The Yellowstone Report

Wolves were reintroduced to Yellowstone National Park in the (Rocky Mountains USA) in 1995 amidst much controversy. The last of the naturally occurring wolves in Yellowstone had been exterminated in the 1930s. While 7 years is not really a large enough span of time for anyone to honestly assess the full impact this has had on the ecology of the park but a New Scientist report in November 2002 indicates that so far the experiment has been a great success. The wolves have thrived and there are now more than 200 wolves in 19 packs living in the park. Surprisingly to some people, the Elk are still thriving as well. Depending on the weather wolves succeed in killing between 15 and 26 percent of the wolves they attack, and they don't attack adults that aren't already sick or injured. Several wolves have died from making just this mistake. It took about a year for the two species to adapt to each other.

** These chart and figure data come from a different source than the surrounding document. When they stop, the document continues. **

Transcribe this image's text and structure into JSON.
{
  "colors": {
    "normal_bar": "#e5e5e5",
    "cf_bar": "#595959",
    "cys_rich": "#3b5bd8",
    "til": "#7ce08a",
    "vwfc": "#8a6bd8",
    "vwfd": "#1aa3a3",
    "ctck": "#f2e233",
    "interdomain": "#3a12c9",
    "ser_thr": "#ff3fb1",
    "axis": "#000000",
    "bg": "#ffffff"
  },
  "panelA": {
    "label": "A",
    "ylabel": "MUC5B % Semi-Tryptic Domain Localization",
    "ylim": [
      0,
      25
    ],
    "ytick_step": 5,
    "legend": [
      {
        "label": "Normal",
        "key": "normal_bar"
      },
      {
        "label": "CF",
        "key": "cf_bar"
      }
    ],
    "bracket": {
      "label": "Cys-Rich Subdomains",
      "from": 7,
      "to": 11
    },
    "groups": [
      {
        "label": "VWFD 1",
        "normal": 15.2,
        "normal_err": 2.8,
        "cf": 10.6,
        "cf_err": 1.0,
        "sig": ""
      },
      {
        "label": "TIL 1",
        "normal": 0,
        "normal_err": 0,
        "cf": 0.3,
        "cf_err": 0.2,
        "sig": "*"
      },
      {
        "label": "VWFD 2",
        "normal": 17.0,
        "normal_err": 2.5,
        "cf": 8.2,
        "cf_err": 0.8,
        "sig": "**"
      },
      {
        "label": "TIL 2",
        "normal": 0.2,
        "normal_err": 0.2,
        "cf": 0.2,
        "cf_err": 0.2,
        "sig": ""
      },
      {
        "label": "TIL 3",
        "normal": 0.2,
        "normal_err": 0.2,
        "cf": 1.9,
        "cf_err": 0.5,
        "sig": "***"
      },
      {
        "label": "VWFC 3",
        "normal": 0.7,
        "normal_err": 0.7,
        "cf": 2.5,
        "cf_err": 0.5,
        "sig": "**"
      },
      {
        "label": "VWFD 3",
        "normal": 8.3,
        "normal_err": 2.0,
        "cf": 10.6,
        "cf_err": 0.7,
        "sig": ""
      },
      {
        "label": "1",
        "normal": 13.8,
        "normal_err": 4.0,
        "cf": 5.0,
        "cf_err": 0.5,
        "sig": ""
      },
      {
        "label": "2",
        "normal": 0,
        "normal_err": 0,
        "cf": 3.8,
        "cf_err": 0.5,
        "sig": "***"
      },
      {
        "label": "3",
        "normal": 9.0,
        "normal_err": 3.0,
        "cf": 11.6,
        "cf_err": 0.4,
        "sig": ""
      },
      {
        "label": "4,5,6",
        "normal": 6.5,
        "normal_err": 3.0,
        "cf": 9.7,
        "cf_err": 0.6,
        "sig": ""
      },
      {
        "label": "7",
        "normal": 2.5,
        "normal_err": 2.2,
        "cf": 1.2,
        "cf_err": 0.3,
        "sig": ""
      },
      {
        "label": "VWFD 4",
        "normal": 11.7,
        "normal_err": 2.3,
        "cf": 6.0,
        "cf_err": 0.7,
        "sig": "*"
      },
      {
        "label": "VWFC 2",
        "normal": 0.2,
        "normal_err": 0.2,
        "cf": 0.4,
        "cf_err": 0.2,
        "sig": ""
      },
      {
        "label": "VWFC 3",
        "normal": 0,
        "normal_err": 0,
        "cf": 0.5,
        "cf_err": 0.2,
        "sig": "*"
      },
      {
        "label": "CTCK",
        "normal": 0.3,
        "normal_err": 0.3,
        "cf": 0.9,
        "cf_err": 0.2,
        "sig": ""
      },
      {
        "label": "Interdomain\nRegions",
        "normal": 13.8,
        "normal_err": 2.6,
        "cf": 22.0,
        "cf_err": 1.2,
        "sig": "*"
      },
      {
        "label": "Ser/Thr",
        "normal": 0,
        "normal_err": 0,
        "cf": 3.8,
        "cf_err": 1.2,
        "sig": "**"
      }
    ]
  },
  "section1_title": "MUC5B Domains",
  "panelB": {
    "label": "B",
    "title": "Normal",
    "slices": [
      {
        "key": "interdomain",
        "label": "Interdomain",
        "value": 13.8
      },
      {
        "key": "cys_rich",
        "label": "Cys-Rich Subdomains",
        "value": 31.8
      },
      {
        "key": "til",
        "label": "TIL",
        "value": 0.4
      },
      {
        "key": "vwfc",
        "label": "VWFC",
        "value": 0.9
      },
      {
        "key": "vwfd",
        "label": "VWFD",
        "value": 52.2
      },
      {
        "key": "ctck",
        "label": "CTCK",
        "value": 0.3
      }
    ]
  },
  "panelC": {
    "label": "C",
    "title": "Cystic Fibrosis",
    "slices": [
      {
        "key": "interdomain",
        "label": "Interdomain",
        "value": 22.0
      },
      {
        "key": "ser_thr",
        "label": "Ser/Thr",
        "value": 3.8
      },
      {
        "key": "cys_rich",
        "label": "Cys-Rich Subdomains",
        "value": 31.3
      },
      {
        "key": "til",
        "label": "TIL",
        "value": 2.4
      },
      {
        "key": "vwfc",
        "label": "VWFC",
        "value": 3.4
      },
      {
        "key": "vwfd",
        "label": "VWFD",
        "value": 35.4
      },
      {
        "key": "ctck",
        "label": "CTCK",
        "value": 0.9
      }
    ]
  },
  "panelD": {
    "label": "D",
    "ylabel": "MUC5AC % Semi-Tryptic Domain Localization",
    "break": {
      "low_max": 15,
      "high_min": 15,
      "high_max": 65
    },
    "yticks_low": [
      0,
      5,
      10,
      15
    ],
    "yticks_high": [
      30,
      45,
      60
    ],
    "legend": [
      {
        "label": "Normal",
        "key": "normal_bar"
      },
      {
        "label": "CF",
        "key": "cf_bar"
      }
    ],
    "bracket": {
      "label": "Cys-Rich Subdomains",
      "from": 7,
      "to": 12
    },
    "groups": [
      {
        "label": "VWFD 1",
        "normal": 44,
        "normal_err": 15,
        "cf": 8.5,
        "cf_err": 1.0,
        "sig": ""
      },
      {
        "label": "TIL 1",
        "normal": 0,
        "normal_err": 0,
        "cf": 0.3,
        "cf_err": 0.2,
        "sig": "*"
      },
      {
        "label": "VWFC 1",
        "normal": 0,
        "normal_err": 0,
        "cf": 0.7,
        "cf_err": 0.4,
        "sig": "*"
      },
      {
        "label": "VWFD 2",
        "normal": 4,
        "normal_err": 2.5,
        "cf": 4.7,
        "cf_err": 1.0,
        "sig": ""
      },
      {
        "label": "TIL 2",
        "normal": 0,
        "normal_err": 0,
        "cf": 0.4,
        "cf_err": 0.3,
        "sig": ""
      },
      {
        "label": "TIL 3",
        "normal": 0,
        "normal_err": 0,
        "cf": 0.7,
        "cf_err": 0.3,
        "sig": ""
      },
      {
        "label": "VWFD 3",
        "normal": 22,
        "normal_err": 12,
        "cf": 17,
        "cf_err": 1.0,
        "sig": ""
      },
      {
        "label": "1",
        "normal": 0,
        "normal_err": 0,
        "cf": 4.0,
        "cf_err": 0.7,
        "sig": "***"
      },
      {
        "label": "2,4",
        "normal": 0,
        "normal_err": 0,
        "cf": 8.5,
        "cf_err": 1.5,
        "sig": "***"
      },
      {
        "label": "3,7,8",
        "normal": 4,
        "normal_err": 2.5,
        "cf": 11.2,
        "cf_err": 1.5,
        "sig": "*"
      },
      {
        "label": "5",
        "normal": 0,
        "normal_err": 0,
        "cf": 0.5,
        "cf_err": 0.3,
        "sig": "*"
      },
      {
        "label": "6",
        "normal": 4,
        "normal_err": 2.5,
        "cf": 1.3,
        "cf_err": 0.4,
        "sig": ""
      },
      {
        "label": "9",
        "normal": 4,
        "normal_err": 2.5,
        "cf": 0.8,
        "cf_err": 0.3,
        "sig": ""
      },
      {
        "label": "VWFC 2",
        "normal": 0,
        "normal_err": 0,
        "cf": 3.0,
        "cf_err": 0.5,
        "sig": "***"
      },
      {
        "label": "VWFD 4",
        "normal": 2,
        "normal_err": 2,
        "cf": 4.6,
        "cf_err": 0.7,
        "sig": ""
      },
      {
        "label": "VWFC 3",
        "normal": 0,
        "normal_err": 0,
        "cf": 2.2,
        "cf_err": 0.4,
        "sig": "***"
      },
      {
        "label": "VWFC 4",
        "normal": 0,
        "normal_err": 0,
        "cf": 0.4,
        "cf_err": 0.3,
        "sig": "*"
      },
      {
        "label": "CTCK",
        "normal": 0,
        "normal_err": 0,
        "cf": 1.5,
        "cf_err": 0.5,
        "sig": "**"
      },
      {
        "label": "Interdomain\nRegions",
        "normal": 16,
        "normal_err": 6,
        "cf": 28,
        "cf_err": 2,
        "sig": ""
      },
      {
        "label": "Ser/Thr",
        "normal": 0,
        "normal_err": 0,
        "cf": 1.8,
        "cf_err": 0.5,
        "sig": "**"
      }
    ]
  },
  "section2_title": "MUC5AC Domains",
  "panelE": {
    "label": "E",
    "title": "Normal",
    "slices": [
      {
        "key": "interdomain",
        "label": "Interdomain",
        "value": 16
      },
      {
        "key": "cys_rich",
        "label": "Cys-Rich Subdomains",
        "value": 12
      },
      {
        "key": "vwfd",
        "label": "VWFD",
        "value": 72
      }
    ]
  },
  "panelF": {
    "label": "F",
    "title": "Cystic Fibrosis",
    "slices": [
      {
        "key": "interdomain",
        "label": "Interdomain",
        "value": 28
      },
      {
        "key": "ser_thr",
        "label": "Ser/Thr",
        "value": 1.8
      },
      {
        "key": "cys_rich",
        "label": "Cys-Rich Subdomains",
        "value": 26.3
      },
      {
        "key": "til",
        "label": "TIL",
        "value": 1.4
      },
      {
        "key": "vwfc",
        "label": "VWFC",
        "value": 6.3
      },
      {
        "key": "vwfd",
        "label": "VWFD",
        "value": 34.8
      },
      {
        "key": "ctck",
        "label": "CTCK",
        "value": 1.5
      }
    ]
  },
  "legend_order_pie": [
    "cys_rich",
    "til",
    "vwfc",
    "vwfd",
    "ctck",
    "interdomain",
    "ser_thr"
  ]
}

Other side benefits include a 50% reduction in the Coyote population, which had risen far higher than its natural level in the wolves absence. Wolves not only out compete coyote for various resources, they actively kill coyotes that get to close. This has had a beneficial knock-on effect on other smaller predators such as red foxes and possibly wolverines and lynx which were suffering under the Coyote dominance. Biologists who have been monitoring the wildlife of the park state that returning the wolves has helped increase the biodiversity balance in the park, a good thing in anybody's point of view.

The only negative consideration is that the wolves do not always stay in the park and the surrounding buffer zones, occasionally bringing them into conflict with the livestock farmers of Idaho. However so far the cost has been small and the benefits large, wolves are a functional part of the world we live in.